The music of the film has been composed by Shashwat Sachdev. The lyrics have been written by Kumaar, Folk-Lore and Shashwat Sachdev.

Track listing
| No. | Title | Singer(s) | Length |
|---|---|---|---|
| 1. | "Dil Hai Ranjhana" | Rashmeet Kaur, Shashwat Sachdev | 3:31 |
| 2. | "Jaan Da (Saiyaan Ve)" | Arijit Singh, Shashwat Sachdev | 4:53 |
| 3. | "Reh Jao Na" | Hariharan, Shashwat Sachdev | 4:43 |
| 4. | "Shiva (Prayer Of A Warrior)" (Lyrics by Folk-Lore) | Simran Choudhary, Shashwat Sachdev | 2:37 |
| 5. | "Jaan Da (Rab Ki Dua)" | Shreya Ghoshal, Shashwat Sachdev | 4:26 |
| 6. | "Ishq Hai Ranjhe Da" | Osho Jain, Shashwat Sachdev | 3:59 |
| 7. | "Aag Udi (Victory Anthem)" (Lyrics by Shashwat Sachdev) | Sanjith Hegde, Shashwat Sachdev | 2:13 |
| Total length: |  |  | 26:22 |

== Reception ==
=== Box office ===
Made on a budget of ₹70 crore, Tejas has grossed ₹4.93 crore in India, with a further ₹0.67 crore overseas, for a worldwide total of ₹5.6 crore.
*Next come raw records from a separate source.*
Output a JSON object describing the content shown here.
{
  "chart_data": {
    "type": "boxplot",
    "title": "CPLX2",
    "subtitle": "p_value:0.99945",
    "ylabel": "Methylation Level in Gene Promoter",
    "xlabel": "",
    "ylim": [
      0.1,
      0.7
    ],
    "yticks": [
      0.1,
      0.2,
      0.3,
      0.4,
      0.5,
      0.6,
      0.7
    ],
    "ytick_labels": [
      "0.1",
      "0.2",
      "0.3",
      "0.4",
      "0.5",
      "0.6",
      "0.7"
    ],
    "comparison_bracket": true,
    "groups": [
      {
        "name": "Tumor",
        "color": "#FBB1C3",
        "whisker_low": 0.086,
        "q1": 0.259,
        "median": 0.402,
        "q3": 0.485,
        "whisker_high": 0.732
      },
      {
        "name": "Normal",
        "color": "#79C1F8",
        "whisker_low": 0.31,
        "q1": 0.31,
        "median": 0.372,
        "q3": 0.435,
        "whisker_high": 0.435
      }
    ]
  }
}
The film emerged as one of Hindi Cinema's biggest box-office bomb in both domestic and overseas markets within its first two days of release.

=== Critical response ===
The film received negative reviews from the critics. On the review aggregator website Rotten Tomatoes, Tejas holds a score of 10% based on 10 reviews and an average rating of 5/10.
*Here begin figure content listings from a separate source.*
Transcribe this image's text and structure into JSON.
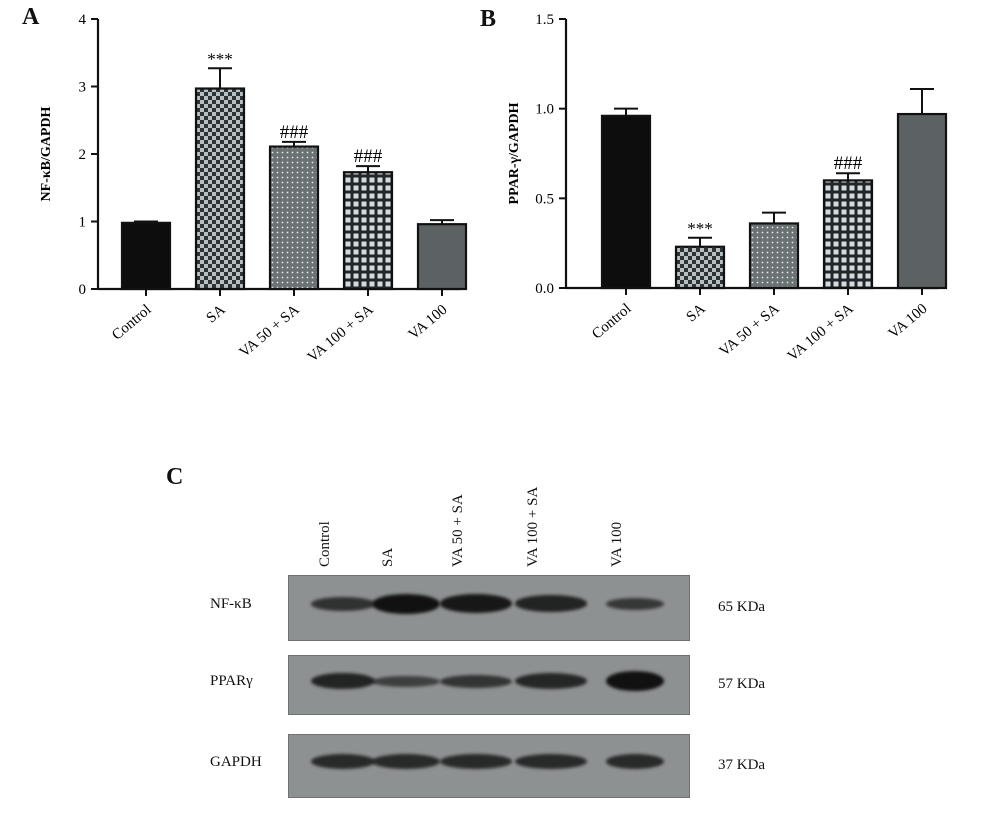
{
  "panels": {
    "a": "A",
    "b": "B",
    "c": "C"
  },
  "chart_data": [
    {
      "type": "bar",
      "panel": "A",
      "categories": [
        "Control",
        "SA",
        "VA 50 + SA",
        "VA 100 + SA",
        "VA 100"
      ],
      "values": [
        0.98,
        2.97,
        2.11,
        1.73,
        0.96
      ],
      "errors": [
        0.02,
        0.3,
        0.07,
        0.09,
        0.06
      ],
      "annotations": [
        "",
        "***",
        "###",
        "###",
        ""
      ],
      "ylabel": "NF-κB/GAPDH",
      "ylim": [
        0,
        4
      ],
      "yticks": [
        0,
        1,
        2,
        3,
        4
      ],
      "fills": [
        "solid-black",
        "checker",
        "dots",
        "grid",
        "solid-gray"
      ]
    },
    {
      "type": "bar",
      "panel": "B",
      "categories": [
        "Control",
        "SA",
        "VA 50 + SA",
        "VA 100 + SA",
        "VA 100"
      ],
      "values": [
        0.96,
        0.23,
        0.36,
        0.6,
        0.97
      ],
      "errors": [
        0.04,
        0.05,
        0.06,
        0.04,
        0.14
      ],
      "annotations": [
        "",
        "***",
        "",
        "###",
        ""
      ],
      "ylabel": "PPAR-γ/GAPDH",
      "ylim": [
        0,
        1.5
      ],
      "yticks": [
        "0.0",
        "0.5",
        "1.0",
        "1.5"
      ],
      "fills": [
        "solid-black",
        "checker",
        "dots",
        "grid",
        "solid-gray"
      ]
    }
  ],
  "western_blot": {
    "lanes": [
      "Control",
      "SA",
      "VA 50 + SA",
      "VA 100 + SA",
      "VA 100"
    ],
    "rows": [
      {
        "protein": "NF-κB",
        "size": "65 KDa",
        "intensities": [
          0.55,
          1.0,
          0.9,
          0.75,
          0.45
        ]
      },
      {
        "protein": "PPARγ",
        "size": "57 KDa",
        "intensities": [
          0.75,
          0.35,
          0.5,
          0.7,
          1.0
        ]
      },
      {
        "protein": "GAPDH",
        "size": "37 KDa",
        "intensities": [
          0.65,
          0.65,
          0.65,
          0.65,
          0.65
        ]
      }
    ]
  },
  "colors": {
    "bar_black": "#0d0d0d",
    "bar_gray": "#5c6263",
    "pattern_dark": "#2e3436",
    "pattern_light": "#b7bfc2",
    "blot_bg": "#8e9192"
  }
}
Saibal Chatterjee of NDTV gave the film a rating of 1 out of 5 and wrote, "Tejas is a film that flies into rough weather from the word go and never manages to find a way out of it. An air combat thriller has never been so frustratingly airy-fairy". The Times of Indias Dhaval Roy gave 3 out 5 stars, writing, "As the story builds up, sequences seem abrupt, and one wishes for a more cohesive screenplay. That being said, things turn thrilling once the main rescue operation begins, and the movie offers some high-octane action scenes". He praised Ranaut for performing "action as effortlessly as emotional scenes". More positive albeit mixed reviews came from Samarth Goyal of Hindustan Times who described Tejas as film that "takes you on a rollercoaster ride through the skies and geopolitics", which "succeeds in creating moments of tension and anticipation". The reviewer labelled the first half as "an unruly hunk of footage" but credited the film for regaining its composure in the second half where it keeps "maintaining a commendable tone that never veers into loud and jingoistic territory". Lachmi Deb Roy of Firstpost, who gave the film 3 out of 5 stars, appreciated Ranaut and said the film becomes interesting in the second half, but lacks appropriate depth in the research.

Anuj Kumar, reviewing for The Hindu, wrote that the movie is "a sloppy follow-up that neither works as an action film nor manages to sustain the emotional swell". Zinia Bandyopadhyaye of India Today gave the film of 2 stars out of 5 and called it a bumpy ride muddled with jarring inconsistencies. Filmfare concluded, "while Tejas is a valiant attempt towards championing inclusion of women in combat roles, the half-baked nature of the film cushions the impact of its message." Shubhra Gupta panned the film as replete with "a series of eye-roll moments" but praised Ranaut "whose acting abilities shine through even in the weakest scenes". She later included the film as one of the worst films of 2023. Jansatta described the movie in its review to be lacking plot and attempting to thrive on nationalist sentiments.